Government has spent US$35 million to develop the programme, of which US$24.5 million came from an Inter-American Development Bank (IDB) loan, while the other US$10.5 million was funded by taxpayers. Approximately 25 per cent of the CSP’s resources have been spent in the first four years of the programme. It has spent money on:
• Providing psychosocial support for the police
• supplying 70 computers
• training three information technology tutors
• installing crime-analysis software for police
• refurbishing and supplying equipment and furniture to the VWSU at five sites.
These police stations include West End, Chaguanas, Morvant, Arouca and San Fernando. In addition the police Crime and Problem Analysis Unit (CAPA) has also received computers, software and related training while the Police Training Academy is expected to have a computer lab outfitted to carry out ongoing training for recruits and officers. At December 2011, roughly $15,049,696 had been spent on direct community-intervention projects.

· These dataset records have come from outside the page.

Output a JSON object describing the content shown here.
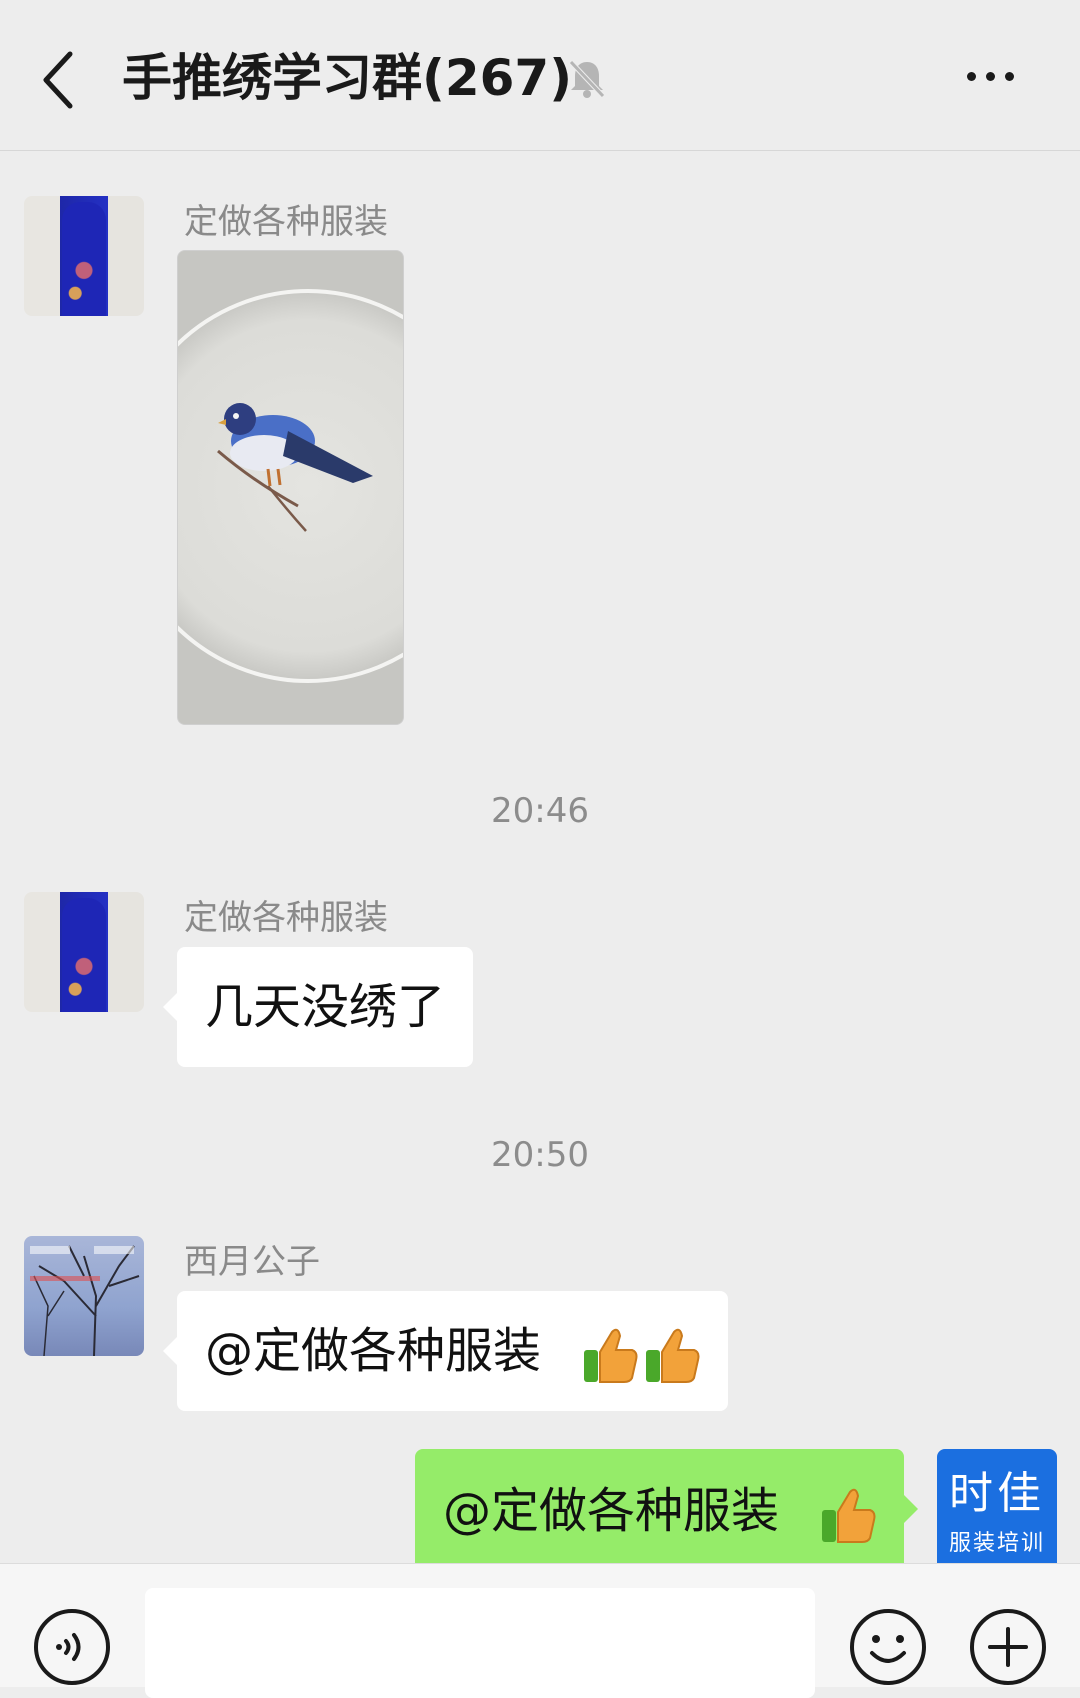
{
  "header": {
    "title": "手推绣学习群(267)",
    "back_icon": "chevron-left-icon",
    "mute_icon": "bell-muted-icon",
    "more_icon": "more-dots-icon"
  },
  "messages": [
    {
      "type": "image",
      "sender": "定做各种服装",
      "avatar": "qipao-photo"
    },
    {
      "type": "time",
      "text": "20:46"
    },
    {
      "type": "text",
      "sender": "定做各种服装",
      "avatar": "qipao-photo",
      "text": "几天没绣了"
    },
    {
      "type": "time",
      "text": "20:50"
    },
    {
      "type": "text",
      "sender": "西月公子",
      "avatar": "tree-photo",
      "text": "@定做各种服装"
    },
    {
      "type": "text",
      "outgoing": true,
      "text": "@定做各种服装"
    }
  ],
  "avatars": {
    "brand": {
      "line1": "时佳",
      "line2": "服装培训"
    }
  },
  "input_bar": {
    "voice_icon": "voice-icon",
    "emoji_icon": "emoji-icon",
    "plus_icon": "plus-icon",
    "input_value": ""
  },
  "colors": {
    "background": "#ededed",
    "incoming_bubble": "#ffffff",
    "outgoing_bubble": "#95ec69",
    "brand_avatar": "#1b6fe0"
  }
}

However, that figure did not include projects funded for social interventions in partnership with the police. CSP has spent just under $60 million, with another $160 million already allocated to expanding or starting other prevention/intervention programmes, such as parenting support, after-school, life and social skills, mentoring, public education and continued training and sensitisation of CBOs and individuals on domestic violence, child-abuse prevention, mediation and counselling.
Other programme costs include:
ICON (Inspiring Confidence in Our Neighbourhood), which is a grant of $50,000 given to CBOs for crime and violence-prevention micro-projects in partner with communities. A report from the CSP showed 60 ICON projects had been completed with a total of 2,715 beneficiaries and 20 projects are still in progress. Rapid-Impact Projects are those implemented by the CAC with a maximum budget of $90,000. These are intended to enhance the safety of CSP communities’ residents. Up to July, 16 RIPs had been completed. Among them:
• Setting up a homework centre, 2011
• the North Eastern Settlement for children 11-16
• clearing overgrown lands and installing lights in Glen Road and Darrel Spring, Tobago, 2010
• hosting the Pro Peace Activity Month at Covigne Road, Diego Martin, where the CSP held prayer services, sporting activities, parenting session and pro-peace awareness marches.
Sponsorship of community engagements has an estimated cost of $1.75 million over the past four years. Community-based social interventions: plans valued between $200,000-$500,000, implemented by NGOs and aimed at reducing the risk factors for crime and violence and enhancing the protective factors. They included:
• A community-building programme at Never Dirty by Reaction Productions (Love Until Foundation)
• Mon Repos Agri-Initiative by Beaumont Celestain
• therapeutic intervention for young males by Dolly and Associates, held at Beetham Gardens, Never Dirty, Patna Rive Estate, Pinto Road, Samaroo Village, Mootoo Lands and St Barb’s.
School-based violence reduction
A $50,000 fund was developed for 18 CSP partner community schools, where three school-based interventions have been completed to date.
They are the Chaguanas North Secondary, Russel Latapy Secondary School and Arima West Government Primary and 183 students were involved.